I can't remember when I finally decided to cut my losses and take the DNF. It was probably about the time that I coughed on an off camber section, completely lost control of the bike, careened off the course and ended up on the high school track. Have you ever seen "Better off Dead," when the psychotic newspaper delivery boy flys off the side of the mountain screaming "Two Dollars..."? Thats how I picture it in my head.

I hauled myself up the run-up a second time and soft-pedaled the rest of the lap. My throat felt like I had swallowed a fist of glass chips and I was covered in cold sweat in spite of the heat. I pulled off the course in the parking lot, puked up snot for the final time, then threw a minor adult temper tantrum once I had reached the privacy of D's car. I'm not quite sure what prompted the tantrum-the fact that I knew better, but still raced, or the fact that I just didn't have it in me to finish.

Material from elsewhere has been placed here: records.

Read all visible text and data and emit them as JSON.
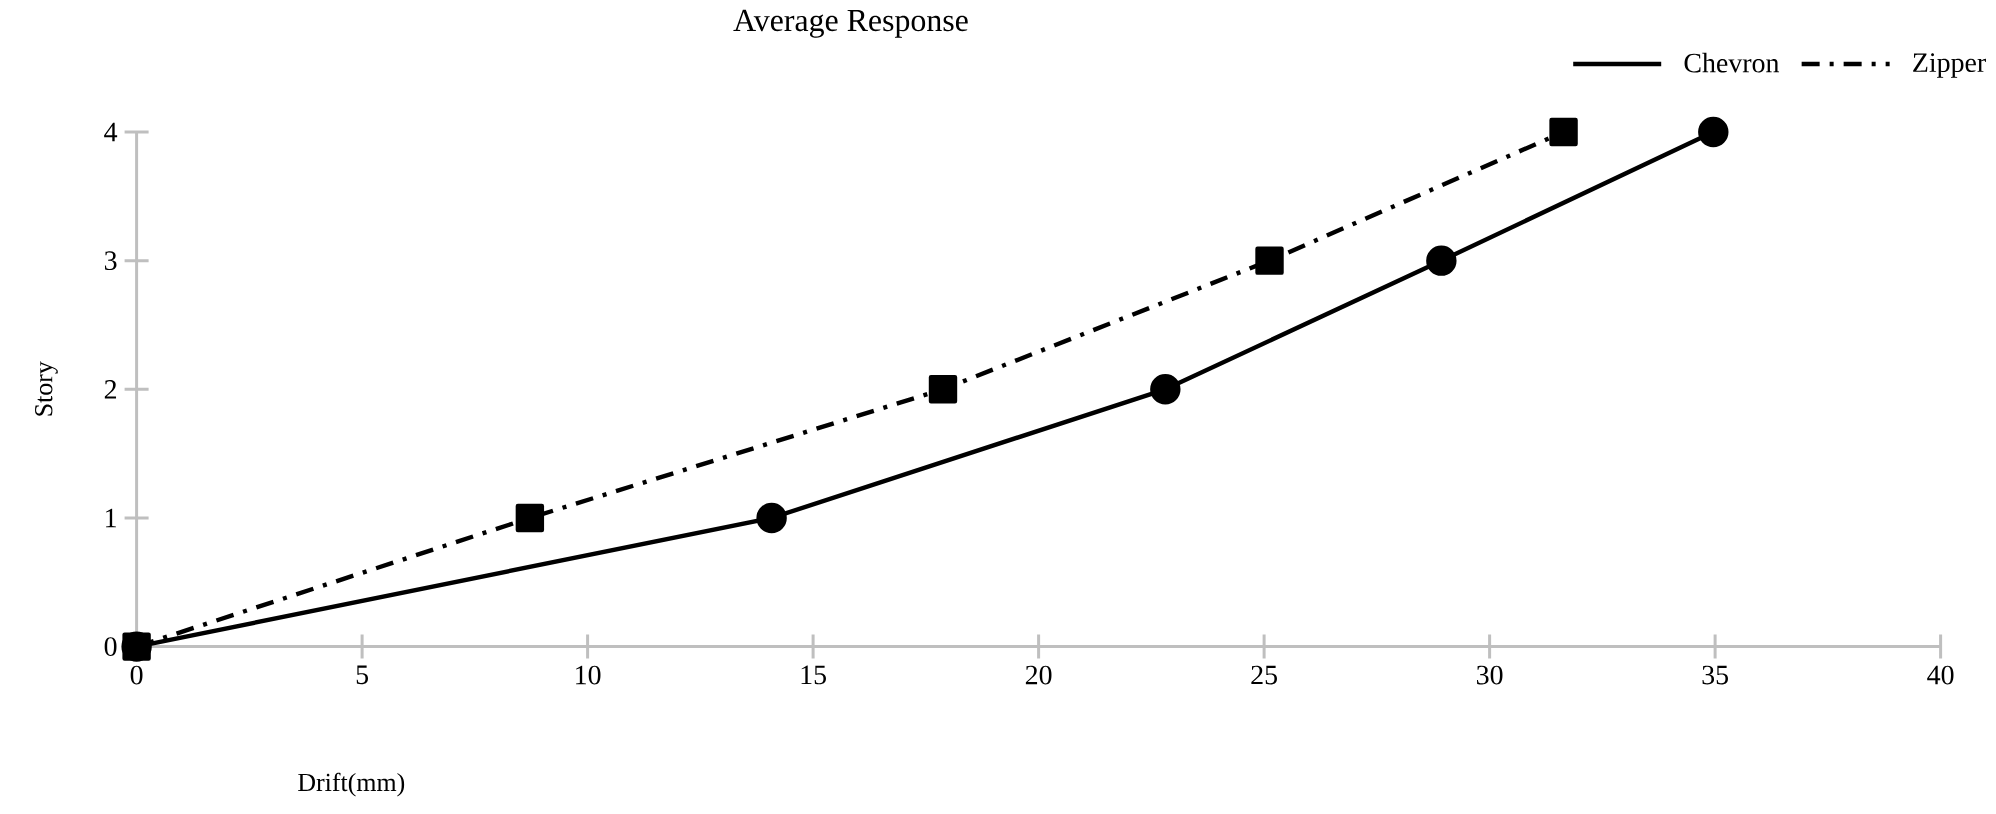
{
  "chart_data": {
    "type": "line",
    "title": "Average Response",
    "xlabel": "Drift(mm)",
    "ylabel": "Story",
    "xlim": [
      0,
      40
    ],
    "xticks": [
      0,
      5,
      10,
      15,
      20,
      25,
      30,
      35,
      40
    ],
    "ylim": [
      0,
      4
    ],
    "yticks": [
      0,
      1,
      2,
      3,
      4
    ],
    "grid": false,
    "legend": "top right",
    "series": [
      {
        "name": "Chevron",
        "color": "#000000",
        "marker": "circle",
        "line_style": "solid",
        "x": [
          0,
          14.08,
          22.81,
          28.93,
          34.96
        ],
        "values": [
          0,
          1,
          2,
          3,
          4
        ]
      },
      {
        "name": "Zipper",
        "color": "#000000",
        "marker": "square",
        "line_style": "dashed",
        "x": [
          0,
          8.72,
          17.88,
          25.12,
          31.64
        ],
        "values": [
          0,
          1,
          2,
          3,
          4
        ]
      }
    ]
  }
}
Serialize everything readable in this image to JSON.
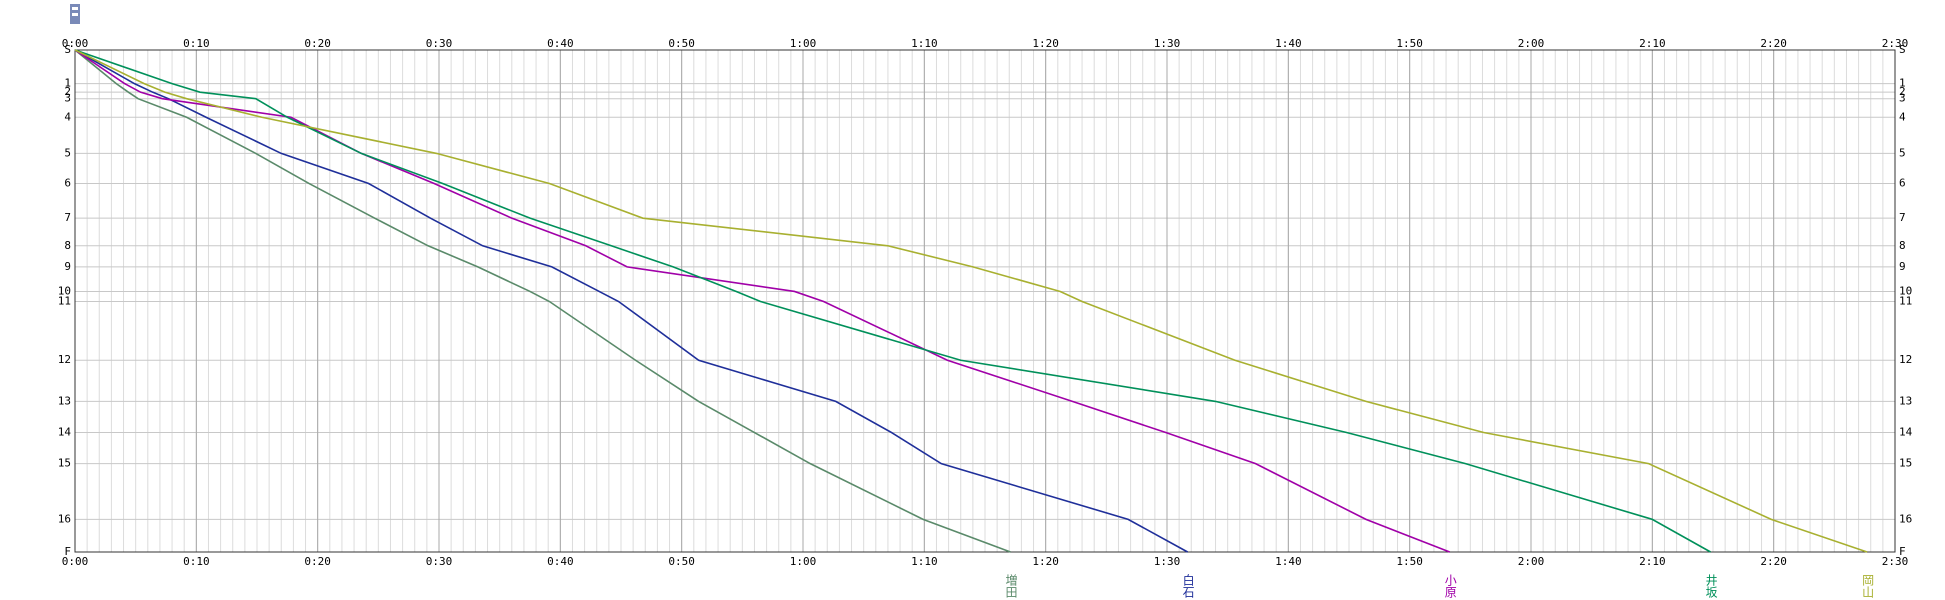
{
  "chart_data": {
    "type": "line",
    "categories": [
      "S",
      "1",
      "2",
      "3",
      "4",
      "5",
      "6",
      "7",
      "8",
      "9",
      "10",
      "11",
      "12",
      "13",
      "14",
      "15",
      "16",
      "F"
    ],
    "xlim": [
      0,
      150
    ],
    "xticks": [
      {
        "value": 0,
        "label": "0:00"
      },
      {
        "value": 10,
        "label": "0:10"
      },
      {
        "value": 20,
        "label": "0:20"
      },
      {
        "value": 30,
        "label": "0:30"
      },
      {
        "value": 40,
        "label": "0:40"
      },
      {
        "value": 50,
        "label": "0:50"
      },
      {
        "value": 60,
        "label": "1:00"
      },
      {
        "value": 70,
        "label": "1:10"
      },
      {
        "value": 80,
        "label": "1:20"
      },
      {
        "value": 90,
        "label": "1:30"
      },
      {
        "value": 100,
        "label": "1:40"
      },
      {
        "value": 110,
        "label": "1:50"
      },
      {
        "value": 120,
        "label": "2:00"
      },
      {
        "value": 130,
        "label": "2:10"
      },
      {
        "value": 140,
        "label": "2:20"
      },
      {
        "value": 150,
        "label": "2:30"
      }
    ],
    "grid": true,
    "series": [
      {
        "name": "増田",
        "color": "#5a8a6a",
        "values": [
          0,
          3.4,
          4.4,
          5.2,
          9.2,
          14.9,
          19.3,
          24.7,
          29.1,
          33.2,
          37.5,
          39.1,
          46.2,
          51.4,
          56.0,
          60.6,
          69.9,
          77.1
        ]
      },
      {
        "name": "白石",
        "color": "#1f2f9a",
        "values": [
          0,
          4.9,
          6.4,
          7.7,
          10.8,
          17.0,
          24.2,
          29.3,
          33.6,
          39.3,
          43.2,
          44.8,
          51.4,
          62.7,
          67.3,
          71.4,
          86.8,
          91.7
        ]
      },
      {
        "name": "小原",
        "color": "#a000a8",
        "values": [
          0,
          4.1,
          5.4,
          7.2,
          17.8,
          23.6,
          29.6,
          36.0,
          42.1,
          45.5,
          59.3,
          61.7,
          71.9,
          82.2,
          89.9,
          97.3,
          106.4,
          113.3
        ]
      },
      {
        "name": "井坂",
        "color": "#00905a",
        "values": [
          0,
          8.0,
          10.3,
          14.9,
          17.5,
          23.6,
          30.3,
          37.5,
          44.2,
          49.3,
          54.5,
          56.5,
          73.0,
          94.0,
          104.8,
          114.6,
          130.0,
          134.8
        ]
      },
      {
        "name": "岡山",
        "color": "#a8b030",
        "values": [
          0,
          5.7,
          7.4,
          9.2,
          15.4,
          29.8,
          39.1,
          46.8,
          67.0,
          74.0,
          81.2,
          83.0,
          95.6,
          106.4,
          116.1,
          129.7,
          139.8,
          147.7
        ]
      }
    ]
  }
}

I can tell myself a dozen times that this is how racing works--sometimes you have it, sometimes you don't. The good days always end up being balanced out with the not-so-good. Death by drowning in one's own phlegm would be a particulary undiginified way to die. But all of this knowledge doesn't make quitting suck any less.

We helped the Veloce folks take down the course and stopped for a quick bit to eat on the way home. By the time I finally got home, cleaned up and started the laundry, it was obvious that I had a fever again. My body's way of telling me that it told me so.

The plan this week: lots of sleep, hydrate, resume normal training routine (hello 5am) and stay the course on D and I's plan to reduce our collective beer babies.

1 comment:

Heidi Swift said...

I am joining the anti-beer-baby club. Weekday drinking is so last week, dude.
Great report and I am so glad you didn't drown in your own mucus. I like you alive and stuff.